Dependency Purpose Required
macOS AppleScript automation for iTerm2 Yes
iTerm2 Terminal emulator with scriptable windows/panes Yes
git Worktree operations Yes
GitHub CLI (gh) Pull request creation via wt merge --pr Optional

Installation

brew install joescharf/tap/wt
go install github.com/joescharf/wt@latest

Verify the installation:

wt version

Shell Completions

Enable tab completion for worktree names, branch names, and flags.

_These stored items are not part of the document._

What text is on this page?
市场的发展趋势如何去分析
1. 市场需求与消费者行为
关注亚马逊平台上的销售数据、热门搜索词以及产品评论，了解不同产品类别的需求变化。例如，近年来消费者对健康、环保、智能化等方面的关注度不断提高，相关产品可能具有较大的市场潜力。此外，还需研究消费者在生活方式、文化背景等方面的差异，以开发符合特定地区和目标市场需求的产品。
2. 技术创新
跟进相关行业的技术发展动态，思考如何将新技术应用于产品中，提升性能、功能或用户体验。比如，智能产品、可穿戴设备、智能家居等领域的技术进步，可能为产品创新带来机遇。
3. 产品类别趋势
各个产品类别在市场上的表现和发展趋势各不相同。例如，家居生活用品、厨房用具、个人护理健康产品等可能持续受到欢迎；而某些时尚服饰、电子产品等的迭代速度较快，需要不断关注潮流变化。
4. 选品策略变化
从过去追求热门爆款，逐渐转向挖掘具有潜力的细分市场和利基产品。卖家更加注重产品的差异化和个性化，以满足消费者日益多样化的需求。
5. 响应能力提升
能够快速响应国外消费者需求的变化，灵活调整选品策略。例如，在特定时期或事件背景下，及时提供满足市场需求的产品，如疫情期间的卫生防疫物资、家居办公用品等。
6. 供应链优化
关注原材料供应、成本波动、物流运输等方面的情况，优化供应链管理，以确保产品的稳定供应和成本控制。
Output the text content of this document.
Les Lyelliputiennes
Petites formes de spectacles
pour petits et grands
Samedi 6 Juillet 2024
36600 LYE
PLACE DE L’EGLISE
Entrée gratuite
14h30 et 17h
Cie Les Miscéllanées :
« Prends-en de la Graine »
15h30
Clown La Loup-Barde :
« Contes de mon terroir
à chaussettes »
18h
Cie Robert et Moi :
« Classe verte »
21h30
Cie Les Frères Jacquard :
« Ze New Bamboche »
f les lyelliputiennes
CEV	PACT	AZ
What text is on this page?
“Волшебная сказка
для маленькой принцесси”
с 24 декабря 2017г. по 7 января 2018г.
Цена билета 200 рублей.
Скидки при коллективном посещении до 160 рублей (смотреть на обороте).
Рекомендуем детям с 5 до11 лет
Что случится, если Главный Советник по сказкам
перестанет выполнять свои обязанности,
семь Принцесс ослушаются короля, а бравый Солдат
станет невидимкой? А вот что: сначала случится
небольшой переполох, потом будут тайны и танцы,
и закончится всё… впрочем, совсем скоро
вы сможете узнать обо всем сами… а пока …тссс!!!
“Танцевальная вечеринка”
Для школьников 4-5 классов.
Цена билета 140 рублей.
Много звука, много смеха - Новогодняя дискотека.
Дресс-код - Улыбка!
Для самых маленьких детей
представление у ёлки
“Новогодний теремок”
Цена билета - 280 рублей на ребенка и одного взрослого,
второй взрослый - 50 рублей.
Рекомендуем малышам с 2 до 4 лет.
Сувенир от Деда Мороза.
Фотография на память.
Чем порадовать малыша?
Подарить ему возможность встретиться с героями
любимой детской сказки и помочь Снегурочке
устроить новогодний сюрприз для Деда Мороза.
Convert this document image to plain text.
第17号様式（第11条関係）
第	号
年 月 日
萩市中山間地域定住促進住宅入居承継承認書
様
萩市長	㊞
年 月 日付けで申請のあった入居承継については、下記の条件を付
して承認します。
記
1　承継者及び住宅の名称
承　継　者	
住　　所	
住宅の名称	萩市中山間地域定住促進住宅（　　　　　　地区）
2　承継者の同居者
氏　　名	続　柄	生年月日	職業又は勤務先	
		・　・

Add to ~/.zshrc for session completions:

source <(wt completion zsh)

Or install persistently:

wt completion zsh > "${fpath[1]}/_wt"

Add to ~/.bashrc for session completions:

source <(wt completion bash)

Or install persistently (macOS with Homebrew):

wt completion bash > $(brew --prefix)/etc/bash_completion.d/wt

For session completions:

wt completion fish | source

Or install persistently:

wt completion fish > ~/.config/fish/completions/wt.fish

Your First Worktree

This walkthrough creates a feature branch, does some work, syncs with main, and merges.

1. Create a worktree

wt create feature/my-feature

This creates a git worktree with a new feature/my-feature branch and opens an iTerm2 window with two panes:

  • Top pane: Claude Code session (claude)
  • Bottom pane: Shell for running commands

The worktree directory is created as a sibling to your repo:

~/projects/
  my-repo/                        # Main repo
  my-repo.worktrees/
    my-feature/                   # Your new worktree

2. List your worktrees

wt list
Worktrees for my-repo

  BRANCH              PATH                                WINDOW   STATUS   AGE
  feature/my-feature  .../my-repo.worktrees/my-feature    open     clean    1m

3. Sync with main

After working on your feature, pull in the latest changes from main:

wt sync feature/my-feature

This fetches from the remote (if one exists), reports ahead/behind status, and merges main into your feature branch.

Tip

Use wt sync feature/my-feature --rebase to rebase onto main instead of merging, producing a linear history.

4. Merge and clean up

When your feature is ready:

# Local merge into main + auto-cleanup
wt merge feature/my-feature

# Or create a pull request instead
wt merge feature/my-feature --pr

Local merge performs the merge, pushes (if remote exists), removes the worktree, closes the iTerm2 window, and cleans up state — all in one command.

5. Shorthand access

If you close the iTerm2 window and want to reopen it later:

wt my-feature        # Opens the worktree window (dirname match)

Any unrecognized command is treated as a branch name, so wt my-feature is equivalent to wt open my-feature.